The patient presents an appointment
Adrian is a patient having a back problem. He needs to get immediate help from a medical officer. The first step he needs to take is book for an appointment with the doctor before proceeding to meet him or her at the health centre. While at the health centre, Adrian must fills in the relevant forms to ascertain treatment. Considering he was a new patient, this form would be the patient information form in which he provides his bio-data consisting of demographics, personal particulars, and insurance verification data (entails full name, address, group name, illness codes, identification number, and social security number) to be sent to the billing office. If he was a returning patient, this would be a matter of updating the existing patient profile. The fact that Adrian is covered by a medical insurance plan, he needs to give his approval by signing personally. “As part of the form or separately, the patient usually signs an assignment of benefits” (Newby, 2010). This gives authority for payments to be made to the doctor directly.

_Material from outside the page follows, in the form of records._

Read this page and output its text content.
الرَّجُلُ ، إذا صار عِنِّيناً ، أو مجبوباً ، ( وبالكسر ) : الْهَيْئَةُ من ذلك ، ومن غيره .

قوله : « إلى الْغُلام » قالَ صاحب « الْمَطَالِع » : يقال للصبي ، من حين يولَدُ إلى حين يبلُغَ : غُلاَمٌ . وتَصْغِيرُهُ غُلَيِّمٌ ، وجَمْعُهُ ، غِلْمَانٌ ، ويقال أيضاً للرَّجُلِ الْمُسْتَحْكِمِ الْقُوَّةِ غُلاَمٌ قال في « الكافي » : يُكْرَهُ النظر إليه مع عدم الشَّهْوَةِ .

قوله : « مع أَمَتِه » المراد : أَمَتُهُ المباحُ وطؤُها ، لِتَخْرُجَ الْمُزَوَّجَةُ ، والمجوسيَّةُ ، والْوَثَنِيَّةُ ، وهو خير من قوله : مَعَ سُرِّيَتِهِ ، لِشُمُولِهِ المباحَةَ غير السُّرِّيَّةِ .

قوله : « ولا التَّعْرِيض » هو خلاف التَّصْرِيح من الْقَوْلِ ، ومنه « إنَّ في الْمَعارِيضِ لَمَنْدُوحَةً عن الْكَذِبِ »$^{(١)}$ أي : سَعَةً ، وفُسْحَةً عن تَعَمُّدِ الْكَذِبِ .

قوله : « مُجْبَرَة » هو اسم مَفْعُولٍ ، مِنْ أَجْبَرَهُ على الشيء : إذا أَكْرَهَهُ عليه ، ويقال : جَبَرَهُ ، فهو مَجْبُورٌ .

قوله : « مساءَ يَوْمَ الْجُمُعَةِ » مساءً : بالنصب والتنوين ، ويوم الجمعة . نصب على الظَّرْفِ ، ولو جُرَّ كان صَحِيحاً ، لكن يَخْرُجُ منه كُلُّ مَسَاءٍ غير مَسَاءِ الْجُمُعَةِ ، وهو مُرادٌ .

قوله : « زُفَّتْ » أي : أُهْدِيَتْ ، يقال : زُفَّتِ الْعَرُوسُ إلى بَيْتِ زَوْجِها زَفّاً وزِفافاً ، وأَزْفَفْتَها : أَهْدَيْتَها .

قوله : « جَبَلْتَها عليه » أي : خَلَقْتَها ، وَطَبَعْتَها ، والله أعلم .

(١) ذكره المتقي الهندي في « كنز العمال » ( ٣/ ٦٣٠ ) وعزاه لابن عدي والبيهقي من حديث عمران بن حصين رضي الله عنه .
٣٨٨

Provision of Medical Services to the affected Patient
Here Adrian will essentially undergo examination in order to properly ascertain his back condition. All observations are properly updated in the patient’s records. “Also stated are the diagnoses-the physician’s opinion of the nature of the patient’s illness or injury-and the procedures…” (Newby, 2010). The doctor fills in these details in his respective encounter form specifying in addition, the charges involved. “In order to perform insurance claims filling, the medical billing service must receive copies of the daily encounter forms from each medical office for which he or she does billing” (Farhat & Cummins, 2008).

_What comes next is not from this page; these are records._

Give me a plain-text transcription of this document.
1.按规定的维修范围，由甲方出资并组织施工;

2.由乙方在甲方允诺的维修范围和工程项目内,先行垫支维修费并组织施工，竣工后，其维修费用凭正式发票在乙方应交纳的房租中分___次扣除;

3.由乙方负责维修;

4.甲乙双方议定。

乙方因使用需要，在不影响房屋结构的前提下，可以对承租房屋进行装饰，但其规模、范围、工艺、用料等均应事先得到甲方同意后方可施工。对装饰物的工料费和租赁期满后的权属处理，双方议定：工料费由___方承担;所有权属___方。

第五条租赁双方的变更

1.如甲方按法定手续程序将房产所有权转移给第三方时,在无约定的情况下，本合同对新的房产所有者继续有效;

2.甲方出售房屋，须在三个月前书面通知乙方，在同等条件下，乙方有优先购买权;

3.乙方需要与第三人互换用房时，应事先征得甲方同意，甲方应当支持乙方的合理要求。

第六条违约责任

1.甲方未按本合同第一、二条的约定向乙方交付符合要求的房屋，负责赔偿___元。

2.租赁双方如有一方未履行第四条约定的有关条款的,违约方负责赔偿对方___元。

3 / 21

The Patient’s Health Plan is Accurately Subjected to Billing
Adrian’s details in the encounter form are used to process the claim on the health plan. The medical charges for that day are included taking into account previous visits to the doctor, which have not been settled. The doctor then sorts the various claims into distinct batches according to the different insurance companies to which each claim is to be forwarded. The doctor also needs to filter the claims according to service provided and the respective procedure codes followed. This process can alternatively be done electronically, which is essentially more common (Newby, 2010).
The Patient’s Health Plan Issues a Response to the Presented Claim
The insurance company proceeds to examine the forwarded details for the patients covered under the plan. In Adrian’s case, this would entail confirming the fact the treatment issued and procedure implemented matches the back condition for which it was intended. If this is not the case payment to the claim will be denied. If the details are correct then this are deducted from the insurance claims fund. Adrian needs to potentially abide by the payment amounts required by the policy holder in order for this to be successful. The insurance company determines the amount of benefit then proceeds to issue an explanation of benefits, which is also known as the remittance advice (Newby, 2010). Payment forms may be made directly to the patient or indirectly to the policy holder.
The Patient gets billed accordingly
Once the explanation of benefits or remittance advice is received, Adrian’s details are once again proof checked. The exact amount indicated on the remittance advice is posted on the billing program (Newby, 2010). If Adrian had an alternative plan, say a second active health plan this is also included to cater for a deficit in case it occurs on the current plan. Supposing there was an additional payment to be made, this will be accordingly billed to Adrian.